The Supreme Court Ruling of July 23, 2024 (rec. 8950/2022) answers the question regarding the appropriateness or inappropriateness of the application of the principle of full regularization in cases in which the economic activity of a company has been considered non-existent.
In the case that gives rise to the ruling, the AEAT carried out a regularization of a taxpayer who provided professional services through a company, considering the Inspection that there had been a simulation in accordance with art. 16 of the General Tax Law, given that said company did not have sufficient means to carry out an economic activity, but was limited to the management of assets, and was therefore an intermediary company.

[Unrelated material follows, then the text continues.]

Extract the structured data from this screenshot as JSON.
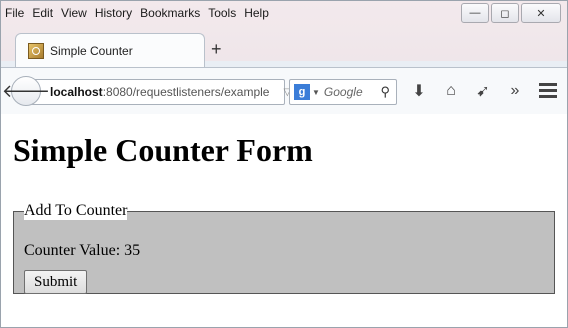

In the regularization carried out, all the income obtained by the company was attributed to the only partner of the company and, therefore, the personal income tax payments declared by the partner were adjusted upwards. In the same way, it was considered that the exemption in Wealth Tax set out in article 4. Two of Law 19/1991 could not be applied to the shares obtained from the company.
The ruling concludes that, once the partnership's income has been eliminated as it is considered that the services were rendered only by its partner as an individual, the theoretical value of the partnership cannot remain unaltered, but its variation must be reflected. That is to say, if it is considered that there is no economic activity in the partnership and the partner is imputed the income of the same, and this criterion is followed to deny the exemption of the participations in the Wealth Tax, the impact on the valuation of the participations as a consequence of the decrease in the net worth must be taken into account, in accordance with the principle of full regularization.
Therefore, the SC considers that the regularization carried out by the AEAT was incomplete, since the value of the shares should have been set at a different value than the one calculated at the beginning, in order to allow the deduction of the new value of the shares from the Wealth Tax for the regularized years, at the same time as the increase of the personal income tax liability.